Turn to Me and be saved, all the ends of the earth; for I am God, and there is no other. - Isaiah 45:22 NASB
As we continue to move along through selected sermons of Charles Spurgeon, we come upon yet again another under the Sovereignty And Salvation section. This particular sermon Spurgeon is addressing the fact that God is the only God, and he is preaching this truth out of Isaiah 45:22.
"Turn to Me and be saved," God says to all of us! Spurgeon notes that, "Salvation is God's greatest work;" and also, "that he is God, and that beside him there is none else" (Spurgeon, 2004. Vol. 1. 13).
Salvation is God's greatest work especially when you come to understand that the whole creative work of God had the salvation of His people in mind. Without the salvation of His peculiar people, there is no need for any creative work to begin with.
Spurgeon's outline in this sermon consists of 3 distinctives, the first of which I will deal with in this post. The first is as follows: To whom does God tell us to look for salvation? (13)
Spurgeon begins this section with the following quote:
O, does it not lower the pride of man, when we hear the Lord say, "Look unto me, and be ye saved, all the ends of the earth?" It is not, "Look to your priest, and be ye saved:" if you did, there would be another god, and beside him there would be some one else. It is not, "Look to yourself;" if so, then there would be a being who might arrogate some of the praise of salvation. But it is, "Look unto me" (13).
I love the way Spurgeon articulates the main point of this verse in Isaiah. He is absolutely right especially when he points out that if salvation was of another person or a priest then there would be another god. However, as Isaiah points out many times, not just in chapter 45, there is only One true God.
This truly poses a problem for man in that he is always attempting to find salvation in himself or in something other than God. In fact, I think man would be happy in finding salvation in literally anything other than Almighty God.
Spurgeon goes on to reinforce his point when he states, "As long as you look to yourself there is no hope for you" (14). He is 100% correct in this statement. Salvation, true biblical salvation is of God, and is by grace through faith. There is nothing we can bring to the table or produce that will merit our salvation. So it is true when Spurgeon says it that we will remain hopeless as long as we attempt to find salvation in anything other than the One true God.
Looking to God and having faith in God based on what He has revealed about Himself is the way of salvation, and God has revealed Himself fully and perfectly in His Son, Jesus Christ. The cross of Calvary upon which Jesus died is the one and only sacrifice that God has accepted as full payment for sin for those who will believe on the Lord Jesus Christ, and God proved it when He raised His Son Jesus from the dead.
Charles Spurgeon wraps up this section with a great quote detailing the ultimate error in man's thinking as it pertains to God, and salvation, and righteousness.
O! there be men that quite misunderstand the gospel; they think that righteousness qualifies them to come to Christ; whereas sin is the only qualification for a man to come to Jesus (14).

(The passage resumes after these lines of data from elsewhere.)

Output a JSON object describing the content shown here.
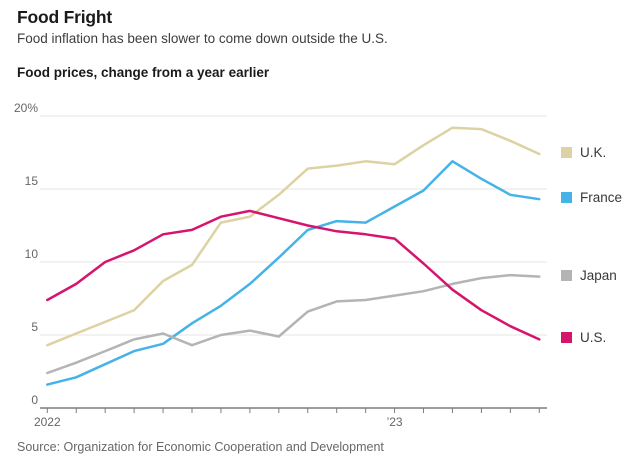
{
  "header": {
    "title": "Food Fright",
    "subtitle": "Food inflation has been slower to come down outside the U.S."
  },
  "chart": {
    "kicker": "Food prices, change from a year earlier"
  },
  "chart_data": {
    "type": "line",
    "title": "Food prices, change from a year earlier",
    "x": [
      "Jan 2022",
      "Feb 2022",
      "Mar 2022",
      "Apr 2022",
      "May 2022",
      "Jun 2022",
      "Jul 2022",
      "Aug 2022",
      "Sep 2022",
      "Oct 2022",
      "Nov 2022",
      "Dec 2022",
      "Jan 2023",
      "Feb 2023",
      "Mar 2023",
      "Apr 2023",
      "May 2023",
      "Jun 2023"
    ],
    "series": [
      {
        "name": "U.K.",
        "color": "#ddd2a3",
        "values": [
          4.3,
          5.1,
          5.9,
          6.7,
          8.7,
          9.8,
          12.7,
          13.1,
          14.6,
          16.4,
          16.6,
          16.9,
          16.7,
          18.0,
          19.2,
          19.1,
          18.3,
          17.4
        ]
      },
      {
        "name": "France",
        "color": "#45b2e8",
        "values": [
          1.6,
          2.1,
          3.0,
          3.9,
          4.4,
          5.8,
          7.0,
          8.5,
          10.3,
          12.2,
          12.8,
          12.7,
          13.8,
          14.9,
          16.9,
          15.7,
          14.6,
          14.3
        ]
      },
      {
        "name": "Japan",
        "color": "#b4b4b4",
        "values": [
          2.4,
          3.1,
          3.9,
          4.7,
          5.1,
          4.3,
          5.0,
          5.3,
          4.9,
          6.6,
          7.3,
          7.4,
          7.7,
          8.0,
          8.5,
          8.9,
          9.1,
          9.0
        ]
      },
      {
        "name": "U.S.",
        "color": "#d6146e",
        "values": [
          7.4,
          8.5,
          10.0,
          10.8,
          11.9,
          12.2,
          13.1,
          13.5,
          13.0,
          12.5,
          12.1,
          11.9,
          11.6,
          9.9,
          8.1,
          6.7,
          5.6,
          4.7
        ]
      }
    ],
    "ylim": [
      0,
      20
    ],
    "grid": true,
    "legend_position": "right",
    "y_ticks": [
      {
        "value": 20,
        "label": "20%"
      },
      {
        "value": 15,
        "label": "15"
      },
      {
        "value": 10,
        "label": "10"
      },
      {
        "value": 5,
        "label": "5"
      },
      {
        "value": 0,
        "label": "0"
      }
    ],
    "x_tick_labels": [
      {
        "index": 0,
        "label": "2022"
      },
      {
        "index": 12,
        "label": "’23"
      }
    ]
  },
  "source": "Source: Organization for Economic Cooperation and Development"
}
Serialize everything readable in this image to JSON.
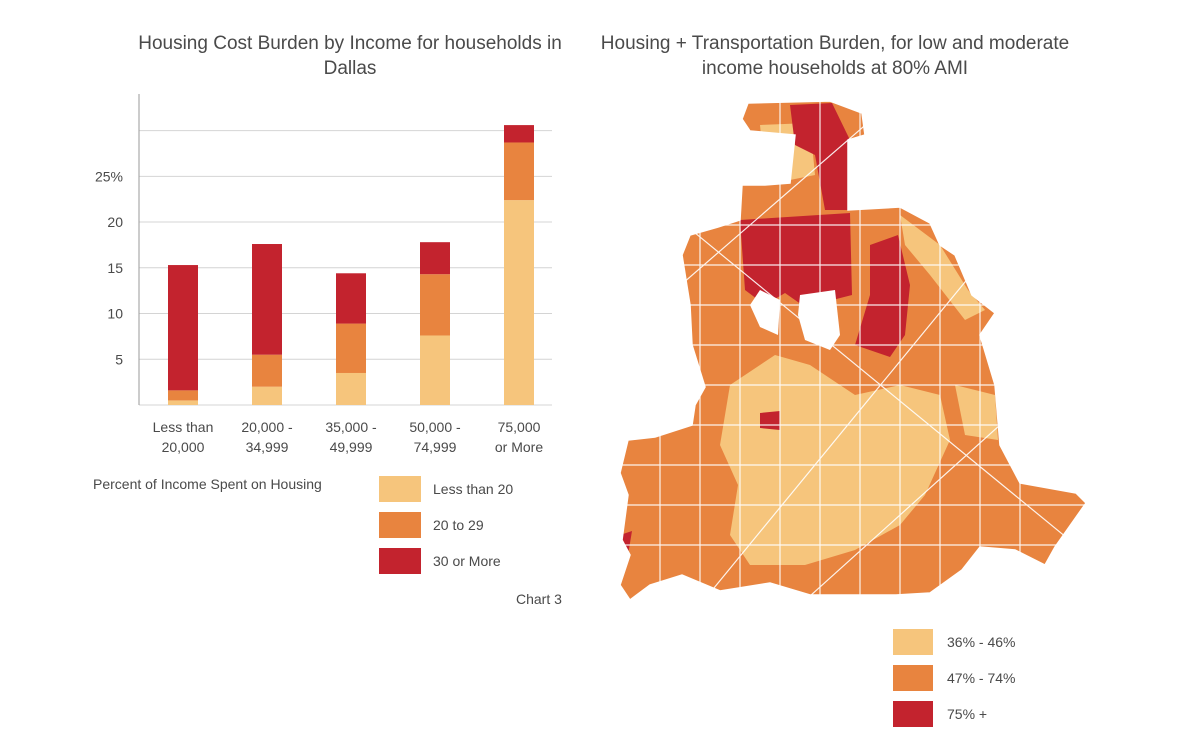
{
  "colors": {
    "low": "#f6c57c",
    "mid": "#e8843f",
    "high": "#c3232e",
    "grid": "#d4d4d4",
    "axis": "#9a9a9a"
  },
  "chart_data": [
    {
      "type": "bar",
      "stacked": true,
      "title": "Housing Cost Burden by Income for households in Dallas",
      "categories": [
        "Less than 20,000",
        "20,000 - 34,999",
        "35,000 - 49,999",
        "50,000 - 74,999",
        "75,000 or More"
      ],
      "category_lines": [
        [
          "Less than",
          "20,000"
        ],
        [
          "20,000 -",
          "34,999"
        ],
        [
          "35,000 -",
          "49,999"
        ],
        [
          "50,000 -",
          "74,999"
        ],
        [
          "75,000",
          "or More"
        ]
      ],
      "series": [
        {
          "name": "Less than 20",
          "values": [
            0.5,
            2.0,
            3.5,
            7.6,
            22.4
          ]
        },
        {
          "name": "20 to 29",
          "values": [
            1.1,
            3.5,
            5.4,
            6.7,
            6.3
          ]
        },
        {
          "name": "30 or More",
          "values": [
            13.7,
            12.1,
            5.5,
            3.5,
            1.9
          ]
        }
      ],
      "ylim": [
        0,
        34
      ],
      "yticks": [
        5,
        10,
        15,
        20,
        25
      ],
      "ytick_labels": [
        "5",
        "10",
        "15",
        "20",
        "25%"
      ],
      "grid": true,
      "legend_title": "Percent of Income Spent on Housing",
      "legend": [
        "Less than 20",
        "20 to 29",
        "30 or More"
      ]
    },
    {
      "type": "choropleth",
      "title": "Housing + Transportation Burden, for low and moderate income households at 80% AMI",
      "legend": [
        "36% - 46%",
        "47% - 74%",
        "75% +"
      ]
    }
  ],
  "caption": "Chart  3"
}
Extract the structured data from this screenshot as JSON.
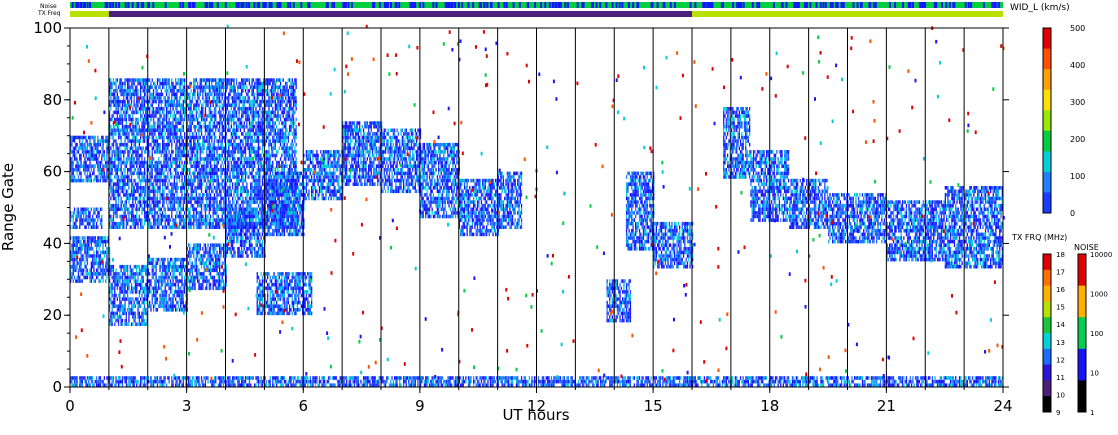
{
  "top_bars": {
    "noise_label": "Noise",
    "txfreq_label": "TX Freq"
  },
  "colorbar_width": {
    "title": "WID_L (km/s)",
    "ticks": [
      "0",
      "100",
      "200",
      "300",
      "400",
      "500"
    ],
    "colors": [
      "#1a3cff",
      "#1f7fff",
      "#00cfd9",
      "#00d040",
      "#9be800",
      "#ffe000",
      "#ffa000",
      "#ff5000",
      "#e00000"
    ]
  },
  "colorbar_freq": {
    "title": "TX FRQ (MHz)",
    "ticks": [
      "9",
      "10",
      "11",
      "12",
      "13",
      "14",
      "15",
      "16",
      "17",
      "18"
    ],
    "colors": [
      "#000000",
      "#4b1f7a",
      "#2e14d8",
      "#1c6cff",
      "#00d2e0",
      "#18c83c",
      "#b8e000",
      "#ffb000",
      "#ff7000",
      "#e00000"
    ]
  },
  "colorbar_noise": {
    "title": "NOISE",
    "ticks": [
      "1",
      "10",
      "100",
      "1000",
      "10000"
    ],
    "colors": [
      "#000000",
      "#1414ff",
      "#00d050",
      "#ffb000",
      "#e00000"
    ]
  },
  "chart_data": {
    "type": "heatmap",
    "xlabel": "UT hours",
    "ylabel": "Range Gate",
    "xlim": [
      0,
      24
    ],
    "ylim": [
      0,
      100
    ],
    "xticks": [
      0,
      3,
      6,
      9,
      12,
      15,
      18,
      21,
      24
    ],
    "yticks": [
      0,
      20,
      40,
      60,
      80,
      100
    ],
    "vertical_lines_ut": [
      1,
      2,
      3,
      4,
      5,
      6,
      7,
      8,
      9,
      10,
      11,
      12,
      13,
      14,
      15,
      16,
      17,
      18,
      19,
      20,
      21,
      22,
      23
    ],
    "echo_bands": [
      {
        "t": [
          0,
          1.0
        ],
        "gate": [
          29,
          42
        ]
      },
      {
        "t": [
          0,
          1.0
        ],
        "gate": [
          57,
          70
        ]
      },
      {
        "t": [
          0,
          0.8
        ],
        "gate": [
          44,
          50
        ]
      },
      {
        "t": [
          1.0,
          2.0
        ],
        "gate": [
          17,
          34
        ]
      },
      {
        "t": [
          2.0,
          3.0
        ],
        "gate": [
          21,
          36
        ]
      },
      {
        "t": [
          3.0,
          4.0
        ],
        "gate": [
          27,
          40
        ]
      },
      {
        "t": [
          4.0,
          5.0
        ],
        "gate": [
          36,
          50
        ]
      },
      {
        "t": [
          5.0,
          6.0
        ],
        "gate": [
          42,
          60
        ]
      },
      {
        "t": [
          6.0,
          7.0
        ],
        "gate": [
          52,
          66
        ]
      },
      {
        "t": [
          7.0,
          8.0
        ],
        "gate": [
          56,
          74
        ]
      },
      {
        "t": [
          8.0,
          9.0
        ],
        "gate": [
          54,
          72
        ]
      },
      {
        "t": [
          9.0,
          10.0
        ],
        "gate": [
          47,
          68
        ]
      },
      {
        "t": [
          10.0,
          11.0
        ],
        "gate": [
          42,
          58
        ]
      },
      {
        "t": [
          11.0,
          11.6
        ],
        "gate": [
          44,
          60
        ]
      },
      {
        "t": [
          14.3,
          15.0
        ],
        "gate": [
          38,
          60
        ]
      },
      {
        "t": [
          15.0,
          16.0
        ],
        "gate": [
          33,
          46
        ]
      },
      {
        "t": [
          16.8,
          17.5
        ],
        "gate": [
          58,
          78
        ]
      },
      {
        "t": [
          17.5,
          18.5
        ],
        "gate": [
          46,
          66
        ]
      },
      {
        "t": [
          18.5,
          19.5
        ],
        "gate": [
          44,
          58
        ]
      },
      {
        "t": [
          19.5,
          21.0
        ],
        "gate": [
          40,
          54
        ]
      },
      {
        "t": [
          21.0,
          22.5
        ],
        "gate": [
          35,
          52
        ]
      },
      {
        "t": [
          22.5,
          24.0
        ],
        "gate": [
          33,
          56
        ]
      },
      {
        "t": [
          1.0,
          5.8
        ],
        "gate": [
          44,
          86
        ]
      },
      {
        "t": [
          4.8,
          6.2
        ],
        "gate": [
          20,
          32
        ]
      },
      {
        "t": [
          13.8,
          14.4
        ],
        "gate": [
          18,
          30
        ]
      },
      {
        "t": [
          0,
          24
        ],
        "gate": [
          0,
          3
        ]
      }
    ],
    "tx_freq_bar": [
      {
        "t": [
          0,
          1.0
        ],
        "mhz": 15
      },
      {
        "t": [
          1.0,
          16.0
        ],
        "mhz": 10
      },
      {
        "t": [
          16.0,
          24.0
        ],
        "mhz": 15
      }
    ],
    "noise_bar_mhz_class": "mostly 100 (green) with intermittent 10 (blue)"
  }
}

The only requirement in order to be qualified to come to God is to be a sinner, and the good news in that regard is that we are all sinners. The one thing that each and every single person who has ever lived has in common is that we are all sinners, and because of this sin, we deserve the condemnation that we are born under, and will remain under until we place our faith in Christ.
We must come to God and to His Son on His terms. Anyone who hopes to produce enough righteousness in order to come to Christ and stand before Him justified on his own terms is greatly deceived; for he is hopeless. However, the one who recognizes that he is a sinner, and comes to God on those terms, and looks unto God, the true Author of salvation, has a hope that only God Himself can produce in an unworthy sinner.
Spurgeon, Charles Haddon. Spurgeon's Sermons. Volumes 1-2. Grand Rapids, Michigan. Baker Books. 2004.